Until the island reformed itself, and reformed him along with it, he could make himself forget about the killers he needed to find and the kingdom he needed to lead, and how the forest and the meadow cried out every time it saw them together.
He knows all the things he should say, and all the things he wants to say - just as much as he knows that each of them are wrong. Delumine, the island, her, Denocte, even the desert - always Ipomoea has found a way to be at home wherever he found himself, but never for long. Always he was running, running away, or back, running between homes and worlds and versions of himself. He was different between all those places, he knew, oh he knew - as if each place had managed to grow roots in him, to make him belong even when he shouldn’t/
I don’t think I have a home, he almost tells her, but that too, feels wrong, like a betrayal to all the places he has loved before the island.
”I used to want a thousand different homes, and I looked for them everywhere,” he tells her instead, ”But none of them ever felt like home for long.”
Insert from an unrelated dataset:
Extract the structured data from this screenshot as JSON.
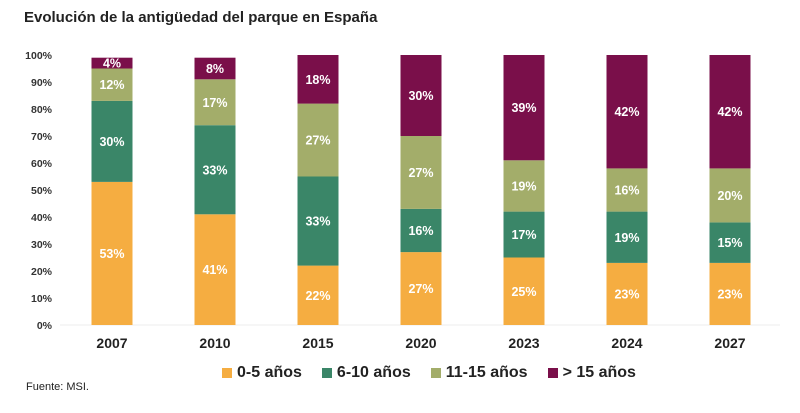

Maybe he has put his heart in too many places; but something deeper is telling him they have only ever been substitutes. He shivers against her, presses his lips to her pollen-dusted cheek, and wonders if his flowers have ever felt to her the way her life-filled moss and seeds feel to him now. And it is that thought that has him smiling against her skin.
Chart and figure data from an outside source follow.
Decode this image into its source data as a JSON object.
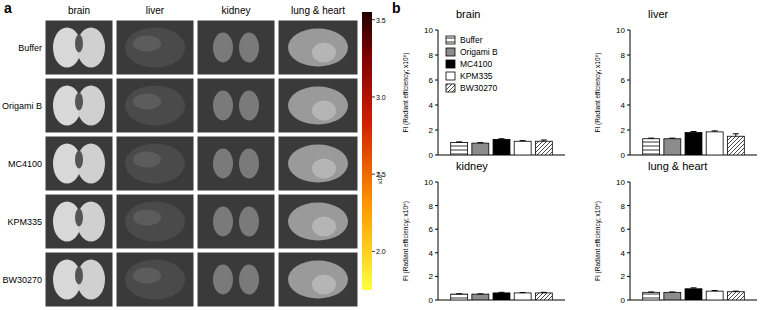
{
  "figure": {
    "panel_labels": [
      "a",
      "b"
    ],
    "image_grid": {
      "columns": [
        "brain",
        "liver",
        "kidney",
        "lung & heart"
      ],
      "rows": [
        "Buffer",
        "Origami B",
        "MC4100",
        "KPM335",
        "BW30270"
      ]
    },
    "colorbar": {
      "range": [
        1.75,
        3.55
      ],
      "ticks": [
        {
          "value": 2,
          "label": "2.0"
        },
        {
          "value": 2.5,
          "label": "2.5"
        },
        {
          "value": 3,
          "label": "3.0"
        },
        3.5
      ],
      "label": "x10⁸"
    }
  },
  "chart_data": [
    {
      "type": "bar",
      "title": "brain",
      "y_label": "FI (Radiant efficiency; x10⁸)",
      "categories": [
        null
      ],
      "ylim": [
        0,
        10
      ],
      "yticks": [
        0,
        2,
        4,
        6,
        8,
        10
      ],
      "tick_labels": "y",
      "legend": "top-left",
      "series": [
        {
          "name": "Buffer",
          "color": "#ffffff",
          "values": [
            1.0
          ],
          "errors": [
            0.05
          ]
        },
        {
          "name": "Origami B",
          "color": "#8c8c8c",
          "values": [
            0.95
          ],
          "errors": [
            0.04
          ]
        },
        {
          "name": "MC4100",
          "color": "#000000",
          "values": [
            1.25
          ],
          "errors": [
            0.05
          ]
        },
        {
          "name": "KPM335",
          "color": "#ffffff",
          "values": [
            1.1
          ],
          "errors": [
            0.05
          ]
        },
        {
          "name": "BW30270",
          "color": "#ffffff",
          "values": [
            1.1
          ],
          "errors": [
            0.1
          ]
        }
      ]
    },
    {
      "type": "bar",
      "title": "liver",
      "y_label": "FI (Radiant efficiency; x10⁸)",
      "categories": [
        null
      ],
      "ylim": [
        0,
        10
      ],
      "yticks": [
        0,
        2,
        4,
        6,
        8,
        10
      ],
      "tick_labels": "y",
      "series": [
        {
          "name": "Buffer",
          "color": "#ffffff",
          "values": [
            1.3
          ],
          "errors": [
            0.05
          ]
        },
        {
          "name": "Origami B",
          "color": "#8c8c8c",
          "values": [
            1.3
          ],
          "errors": [
            0.05
          ]
        },
        {
          "name": "MC4100",
          "color": "#000000",
          "values": [
            1.8
          ],
          "errors": [
            0.08
          ]
        },
        {
          "name": "KPM335",
          "color": "#ffffff",
          "values": [
            1.85
          ],
          "errors": [
            0.08
          ]
        },
        {
          "name": "BW30270",
          "color": "#ffffff",
          "values": [
            1.5
          ],
          "errors": [
            0.2
          ]
        }
      ]
    },
    {
      "type": "bar",
      "title": "kidney",
      "y_label": "FI (Radiant efficiency; x10⁸)",
      "categories": [
        null
      ],
      "ylim": [
        0,
        10
      ],
      "yticks": [
        0,
        2,
        4,
        6,
        8,
        10
      ],
      "tick_labels": "y",
      "series": [
        {
          "name": "Buffer",
          "color": "#ffffff",
          "values": [
            0.5
          ],
          "errors": [
            0.03
          ]
        },
        {
          "name": "Origami B",
          "color": "#8c8c8c",
          "values": [
            0.5
          ],
          "errors": [
            0.02
          ]
        },
        {
          "name": "MC4100",
          "color": "#000000",
          "values": [
            0.6
          ],
          "errors": [
            0.05
          ]
        },
        {
          "name": "KPM335",
          "color": "#ffffff",
          "values": [
            0.6
          ],
          "errors": [
            0.03
          ]
        },
        {
          "name": "BW30270",
          "color": "#ffffff",
          "values": [
            0.6
          ],
          "errors": [
            0.05
          ]
        }
      ]
    },
    {
      "type": "bar",
      "title": "lung & heart",
      "y_label": "FI (Radiant efficiency; x10⁸)",
      "categories": [
        null
      ],
      "ylim": [
        0,
        10
      ],
      "yticks": [
        0,
        2,
        4,
        6,
        8,
        10
      ],
      "tick_labels": "y",
      "series": [
        {
          "name": "Buffer",
          "color": "#ffffff",
          "values": [
            0.65
          ],
          "errors": [
            0.03
          ]
        },
        {
          "name": "Origami B",
          "color": "#8c8c8c",
          "values": [
            0.65
          ],
          "errors": [
            0.03
          ]
        },
        {
          "name": "MC4100",
          "color": "#000000",
          "values": [
            0.95
          ],
          "errors": [
            0.08
          ]
        },
        {
          "name": "KPM335",
          "color": "#ffffff",
          "values": [
            0.75
          ],
          "errors": [
            0.05
          ]
        },
        {
          "name": "BW30270",
          "color": "#ffffff",
          "values": [
            0.7
          ],
          "errors": [
            0.05
          ]
        }
      ]
    }
  ]
}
”This could be my home, if only for tonight.”
The way he says it makes it sound like he’s talking about her, instead of the island, even as he turns and begins to lead her through the bluegrass forest, past a thousand flowers he almost doesn’t notice while he’s looking at her.
Faith in their hands shall snap in two, And the unicorn evils run them through;
Ah, there it is.
Rage.
It's sparking in lightning bolts behind her closed eyes. There are lashes of it, like studded whips, tracing all the concave curls of her insides. There are breaths in its lungs, shallow inhales and hollow exhales. If there are any moths here, floating in her stomach, the wrath is turning to nails pinning each wing to her bones like she's made of rotten, fading wood.
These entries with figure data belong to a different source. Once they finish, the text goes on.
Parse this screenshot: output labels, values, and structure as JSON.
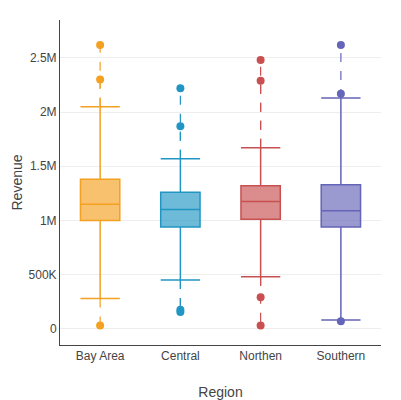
{
  "chart_data": {
    "type": "box",
    "categories": [
      "Bay Area",
      "Central",
      "Northen",
      "Southern"
    ],
    "colors": [
      "#F4A020",
      "#2196C4",
      "#C85050",
      "#6464B8"
    ],
    "boxes": [
      {
        "q1": 1000000,
        "median": 1150000,
        "q3": 1380000,
        "whislo": 280000,
        "whishi": 2050000,
        "fliers_high": [
          2300000,
          2620000
        ],
        "fliers_low": [
          30000
        ]
      },
      {
        "q1": 940000,
        "median": 1100000,
        "q3": 1260000,
        "whislo": 450000,
        "whishi": 1570000,
        "fliers_high": [
          1870000,
          2220000
        ],
        "fliers_low": [
          155000,
          175000
        ]
      },
      {
        "q1": 1010000,
        "median": 1175000,
        "q3": 1320000,
        "whislo": 480000,
        "whishi": 1670000,
        "fliers_high": [
          2290000,
          2480000
        ],
        "fliers_low": [
          30000,
          290000
        ]
      },
      {
        "q1": 940000,
        "median": 1090000,
        "q3": 1330000,
        "whislo": 80000,
        "whishi": 2130000,
        "fliers_high": [
          2170000,
          2620000
        ],
        "fliers_low": [
          70000
        ]
      }
    ],
    "xlabel": "Region",
    "ylabel": "Revenue",
    "ylim": [
      -150000,
      2850000
    ],
    "yticks": [
      0,
      {
        "value": 500000,
        "label": "500K"
      },
      {
        "value": 1000000,
        "label": "1M"
      },
      {
        "value": 1500000,
        "label": "1.5M"
      },
      {
        "value": 2000000,
        "label": "2M"
      },
      {
        "value": 2500000,
        "label": "2.5M"
      }
    ],
    "grid": true
  }
}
Thana knows it's there because the words only and tonight are hanging in the small spaces between them like acid seeking entrance. She wants to pull them out of the air, out of his skin, out of the rotten rivers of his death magic.
She wants to devour them.
And maybe that's why she says nothing, only lets her lungs stutter themselves down to the shallow and hollow echoes of her breathing, living rage. Thana sags against him so that her muscles might not reshape themselves into the beast of her, the wrath, the conqueror. This time when she shivers it has nothing to do with the coldness of him against the creation-heat of her. This time is has to do with fire, and want, and a hundred sins that are moving through her like snakes. A part of the Thana that belongs to him recedes like a tide pulled back into the darkness and the sharks.
She lets herself be drawn away from the rotten flower and its black raining decay. Their shadows tangle together. One is full of flowers (violets, ivy and snowdrops), the other is full of rot (bones, mud and moss). Between where two meet is a swamp, murky water and whippoorwills. It's the between that fill their hoof-prints. It's in the between that Thana makes long tracks with the tip of her blade.
Yet there are still those words, and her rage, and the way she follows him with her teeth pressed hard into the curl of Ipomoea's hip.
Only for tonight. Her teeth scrape against his skin. Only for tonight.